Title: Tale of Two Cities
Author: Charles Dickens
Year I read it: 2004, 2006
One sentence summary: The classic novel of the French Revolution; of doppelgangers; of family devotion, betrayal, and shame; and of the relation of two cities: London and Paris.
Interesting fact: Dickens's only historical fiction novel.
Three reasons to read it:
- If you, like me, think Dickens is a bit heavy-handed in his symbolism and caricatures and length, etc... Let me assure you, this book is better than most. [It's like Spielberg's Lincoln - he seems to have stepped back enough to let the characters breathe and fill the space he's created.]
- Sydney Carton. No, I'm not
justfangirling. I may have a thing for complex, quasi-scoundrelly protagonists. But it's not just that. Sydney is genuinely amazing. He's brilliant creation and he makes the rest of this story work.

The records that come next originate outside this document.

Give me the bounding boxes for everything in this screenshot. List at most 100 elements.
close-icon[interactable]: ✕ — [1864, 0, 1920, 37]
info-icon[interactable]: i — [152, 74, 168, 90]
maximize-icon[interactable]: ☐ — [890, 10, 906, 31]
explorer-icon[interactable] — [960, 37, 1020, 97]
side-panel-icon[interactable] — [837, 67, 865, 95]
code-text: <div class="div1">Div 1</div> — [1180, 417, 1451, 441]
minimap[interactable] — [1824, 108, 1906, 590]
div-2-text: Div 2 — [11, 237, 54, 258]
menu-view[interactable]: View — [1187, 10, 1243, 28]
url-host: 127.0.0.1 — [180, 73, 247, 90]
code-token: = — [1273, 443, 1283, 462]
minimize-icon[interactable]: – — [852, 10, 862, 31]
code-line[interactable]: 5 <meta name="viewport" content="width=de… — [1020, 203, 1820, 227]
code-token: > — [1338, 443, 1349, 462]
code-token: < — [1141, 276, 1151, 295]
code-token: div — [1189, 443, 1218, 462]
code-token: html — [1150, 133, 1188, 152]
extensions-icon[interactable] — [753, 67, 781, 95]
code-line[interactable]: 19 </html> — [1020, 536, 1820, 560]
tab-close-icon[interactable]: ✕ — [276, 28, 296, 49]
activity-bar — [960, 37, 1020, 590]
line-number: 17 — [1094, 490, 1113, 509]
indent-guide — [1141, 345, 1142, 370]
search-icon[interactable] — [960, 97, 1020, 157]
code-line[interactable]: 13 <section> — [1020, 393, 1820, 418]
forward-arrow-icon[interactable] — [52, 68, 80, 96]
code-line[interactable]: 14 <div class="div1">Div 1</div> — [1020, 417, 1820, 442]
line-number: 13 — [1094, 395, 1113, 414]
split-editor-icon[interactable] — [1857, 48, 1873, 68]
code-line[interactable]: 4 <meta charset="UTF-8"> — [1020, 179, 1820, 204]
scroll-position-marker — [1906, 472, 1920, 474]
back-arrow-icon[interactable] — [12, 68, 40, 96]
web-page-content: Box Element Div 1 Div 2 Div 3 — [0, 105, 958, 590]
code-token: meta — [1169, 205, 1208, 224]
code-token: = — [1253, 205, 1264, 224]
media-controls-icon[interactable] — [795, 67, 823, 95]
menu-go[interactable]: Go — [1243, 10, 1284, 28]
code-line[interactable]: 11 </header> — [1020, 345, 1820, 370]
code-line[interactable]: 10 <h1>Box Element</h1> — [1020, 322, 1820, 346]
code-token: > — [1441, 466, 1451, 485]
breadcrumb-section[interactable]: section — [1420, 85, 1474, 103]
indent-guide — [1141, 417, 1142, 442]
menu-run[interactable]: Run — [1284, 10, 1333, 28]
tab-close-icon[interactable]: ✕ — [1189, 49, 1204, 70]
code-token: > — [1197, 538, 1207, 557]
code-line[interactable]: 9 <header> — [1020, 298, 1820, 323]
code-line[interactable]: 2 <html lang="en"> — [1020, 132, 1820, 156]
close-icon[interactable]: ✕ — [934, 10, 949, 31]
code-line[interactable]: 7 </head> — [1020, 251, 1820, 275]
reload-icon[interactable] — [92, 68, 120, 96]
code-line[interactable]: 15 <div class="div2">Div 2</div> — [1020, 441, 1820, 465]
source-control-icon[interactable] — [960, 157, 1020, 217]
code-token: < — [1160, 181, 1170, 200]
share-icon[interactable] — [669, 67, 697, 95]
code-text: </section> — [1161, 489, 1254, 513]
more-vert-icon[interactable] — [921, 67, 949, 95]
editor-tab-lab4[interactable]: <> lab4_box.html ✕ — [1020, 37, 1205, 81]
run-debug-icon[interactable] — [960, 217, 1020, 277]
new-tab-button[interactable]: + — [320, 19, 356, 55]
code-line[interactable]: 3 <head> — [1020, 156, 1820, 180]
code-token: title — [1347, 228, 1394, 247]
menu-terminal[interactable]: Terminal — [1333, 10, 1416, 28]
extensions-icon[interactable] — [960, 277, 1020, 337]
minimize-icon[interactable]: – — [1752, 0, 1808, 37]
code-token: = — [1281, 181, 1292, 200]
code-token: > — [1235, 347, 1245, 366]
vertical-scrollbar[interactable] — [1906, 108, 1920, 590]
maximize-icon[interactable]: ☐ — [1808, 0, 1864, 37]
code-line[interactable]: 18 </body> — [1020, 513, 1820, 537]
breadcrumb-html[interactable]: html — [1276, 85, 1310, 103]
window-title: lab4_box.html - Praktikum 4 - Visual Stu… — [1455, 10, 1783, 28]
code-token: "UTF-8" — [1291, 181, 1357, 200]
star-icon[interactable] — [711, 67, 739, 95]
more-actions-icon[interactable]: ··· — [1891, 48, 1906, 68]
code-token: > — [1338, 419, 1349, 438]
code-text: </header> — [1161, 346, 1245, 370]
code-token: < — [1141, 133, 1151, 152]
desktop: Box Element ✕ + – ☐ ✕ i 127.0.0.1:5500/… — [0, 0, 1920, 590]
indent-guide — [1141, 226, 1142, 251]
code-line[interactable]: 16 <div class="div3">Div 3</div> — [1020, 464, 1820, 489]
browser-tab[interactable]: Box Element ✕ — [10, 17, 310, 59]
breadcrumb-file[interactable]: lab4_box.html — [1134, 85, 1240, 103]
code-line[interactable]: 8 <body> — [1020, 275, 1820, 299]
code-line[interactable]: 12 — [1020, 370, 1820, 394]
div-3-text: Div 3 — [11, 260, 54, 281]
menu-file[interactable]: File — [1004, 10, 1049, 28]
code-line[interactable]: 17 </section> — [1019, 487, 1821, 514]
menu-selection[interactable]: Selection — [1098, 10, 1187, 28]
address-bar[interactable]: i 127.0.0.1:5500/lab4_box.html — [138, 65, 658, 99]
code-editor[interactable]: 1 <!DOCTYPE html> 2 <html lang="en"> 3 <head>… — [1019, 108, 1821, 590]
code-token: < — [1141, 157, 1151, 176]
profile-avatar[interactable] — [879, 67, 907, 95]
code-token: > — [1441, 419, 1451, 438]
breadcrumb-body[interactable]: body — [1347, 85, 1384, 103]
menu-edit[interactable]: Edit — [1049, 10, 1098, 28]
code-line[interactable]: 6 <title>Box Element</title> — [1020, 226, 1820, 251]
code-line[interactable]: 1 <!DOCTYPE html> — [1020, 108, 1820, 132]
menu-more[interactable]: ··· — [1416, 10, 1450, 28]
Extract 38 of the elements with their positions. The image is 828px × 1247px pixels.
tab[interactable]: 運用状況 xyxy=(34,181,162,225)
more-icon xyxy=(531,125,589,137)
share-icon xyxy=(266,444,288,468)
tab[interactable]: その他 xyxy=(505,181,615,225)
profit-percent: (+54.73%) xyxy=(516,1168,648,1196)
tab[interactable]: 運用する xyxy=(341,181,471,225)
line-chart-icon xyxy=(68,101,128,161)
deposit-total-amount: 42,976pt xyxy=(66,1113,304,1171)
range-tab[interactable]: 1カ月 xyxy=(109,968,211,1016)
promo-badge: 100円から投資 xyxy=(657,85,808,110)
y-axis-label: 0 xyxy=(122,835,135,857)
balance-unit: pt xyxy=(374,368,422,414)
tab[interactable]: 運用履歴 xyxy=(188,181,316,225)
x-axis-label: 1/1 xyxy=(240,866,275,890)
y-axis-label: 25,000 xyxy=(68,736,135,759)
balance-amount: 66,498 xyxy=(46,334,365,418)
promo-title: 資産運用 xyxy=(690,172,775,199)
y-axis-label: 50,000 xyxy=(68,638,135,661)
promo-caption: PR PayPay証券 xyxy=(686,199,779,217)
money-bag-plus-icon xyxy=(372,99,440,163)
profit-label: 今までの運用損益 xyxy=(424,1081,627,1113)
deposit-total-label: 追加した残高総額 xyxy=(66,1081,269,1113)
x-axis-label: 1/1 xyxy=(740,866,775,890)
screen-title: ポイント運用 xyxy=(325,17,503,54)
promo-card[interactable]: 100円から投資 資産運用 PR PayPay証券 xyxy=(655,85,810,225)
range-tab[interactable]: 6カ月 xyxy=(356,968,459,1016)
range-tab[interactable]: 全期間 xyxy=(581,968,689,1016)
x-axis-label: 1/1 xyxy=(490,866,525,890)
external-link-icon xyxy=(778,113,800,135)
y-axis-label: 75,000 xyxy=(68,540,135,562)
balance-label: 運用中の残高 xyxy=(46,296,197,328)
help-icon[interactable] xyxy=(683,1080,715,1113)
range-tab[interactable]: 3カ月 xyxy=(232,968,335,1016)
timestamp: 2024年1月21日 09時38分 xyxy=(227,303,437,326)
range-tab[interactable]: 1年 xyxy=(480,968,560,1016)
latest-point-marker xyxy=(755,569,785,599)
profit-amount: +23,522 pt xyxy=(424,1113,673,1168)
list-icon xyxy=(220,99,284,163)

- This is one of those books that you have to trust that the author is weaving a web of plots and that they will somehow connect in the end. Dickens does a fabulous job of bringing all his threads together for a spectacular climax - no loose ends, no characters wasted.
One reason you maybe shouldn't:
- Being that it's Dickens, there are still (in my opinion) the issue of the weak-or-evil-female conundrum.
“A wonderful fact to reflect upon, that every human creature is constituted to be that profound secret and mystery to every other.”
“I wish you to know that you have been the last dream of my soul.”
"Oh, you will let me hold your brave hand, stranger?""Hush! Yes, my poor sister; to the last.”